Allemagne-France (0-0) : une rentrée sans fournitures

Publié le 6 septembre 2018

Comme en 1998, les Bleus champions du monde n’ont pu faire mieux qu’un nul à l’extérieur pour leur retour à la compétition. Même si c’est plus honorable en Allemagne qu’en Islande, il y a encore du travail en perspective.

Le résultat était-il prévisible ?

L’expérience montre que l’après-titre est une phase délicate dans la vie d’une sélection. Les premiers matchs post-Coupe du monde 1998 et ceux qui ont suivi l’Euro 2000 (hormis celui contre la sélection FIFA en août) ont été plutôt laborieux. Face à une Allemagne qui n’avait plus battu les Bleus chez elle depuis 1987 (!) et qui n’est jamais aussi dangereuse que dans ces phases qualificatives, un match nul était logique, mais pas forcément une 0-0 puisque ce n’est que le deuxième en trente confrontations franco-allemandes depuis 1931. Vu le nombre d’arrêts réussis par Alphonse Areola, et le faible nombre d’occasions françaises devant la cage de Neuer, c’est plutôt un point pris que deux de perdus.

L’ironie de l’histoire, c’est que pendant longtemps cette affiche de prestige a ressemblé à ces fameux matchs amicaux qu’il fallait à tout prix éradiquer du calendrier international : pas de rythme, pas d’ambiance, peu d’engagement et un festival de maladresses techniques. Si la deuxième mi-temps a été plus enlevée, ça reste assez loin de l’intensité et de la pression d’un match de phase finale européenne ou mondiale. Mais on pouvait s’y attendre.

L’équipe est-elle en progrès ?

En première mi-temps, on a retrouvé l’équipe de France de la Coupe du monde, jouant en bloc bas et privant de ballon ses trois joueurs offensifs, hormis Olivier Giroud venu défendre jusque dans sa surface. A ceux qui attendaient un jeu plus ambitieux une fois la deuxième étoile cousue sur le maillot, le match de Munich a dû faire l’effet d’une douche froide.

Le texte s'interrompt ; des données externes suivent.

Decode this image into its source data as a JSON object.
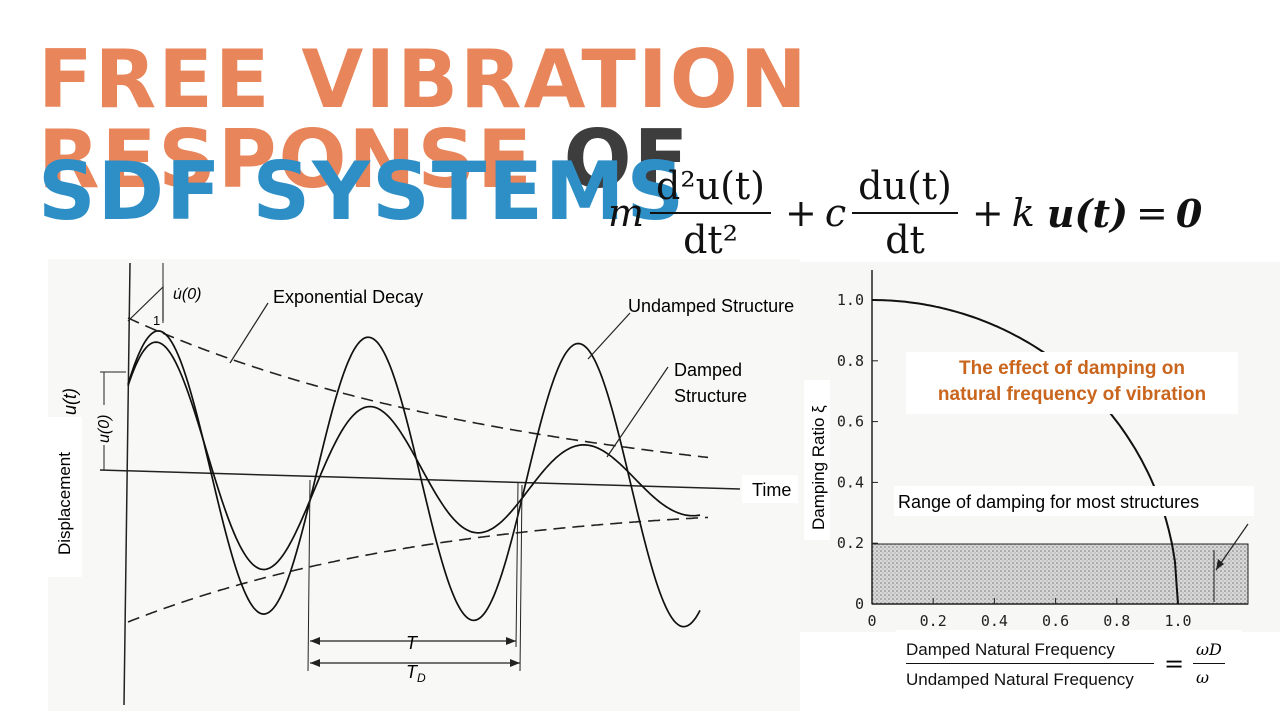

Hormis les cinq dernières minutes de la première mi-temps et le quart d’heure qui a suivi la pause, les Bleus ont passé leur temps à subir et à défendre, d’abord sans inquiétude puis à l’arrache quand la pression adverse s’est faite plus forte après l’entrée de Ilkay Gündogan.

Quels sont les joueurs en vue ?

Si Alphonse Areola ne gagne pas au moins un statut de numéro deux sur ce match, c’est à n’y rien comprendre. Le gardien parisien a montré plus de choses en une heure et demie que ses prédécesseurs remplaçants. Le faire débuter à Munich contre une Allemagne revancharde n’était pas un cadeau, mais il en a fait une opportunité pour montrer sa valeur. Il mérite d’être revu.

Paul Pogba a connu un peu de déchet, mais il a compensé par beaucoup d’activité au milieu, et il le fallait aux côtés d’un Kanté à la peine en première mi-temps et d’un Matuidi loin d’être transcendant. Derrière, Raphaël Varane et Lucas Hernandez ont fait une bonne prestation.

Quels sont les joueurs en retrait ?

La complémentarité du trio offensif Giroud-Griezmann-Mbappé n’a pas semblé évidente, mais il est vrai qu’aucun des trois n’a évolué à son niveau à Munich, même si le Madrilène a montré de belles choses par moments. Mais la rentrée calamiteuse d’Ousmane Dembélé laisse perplexe sur les alternatives possibles.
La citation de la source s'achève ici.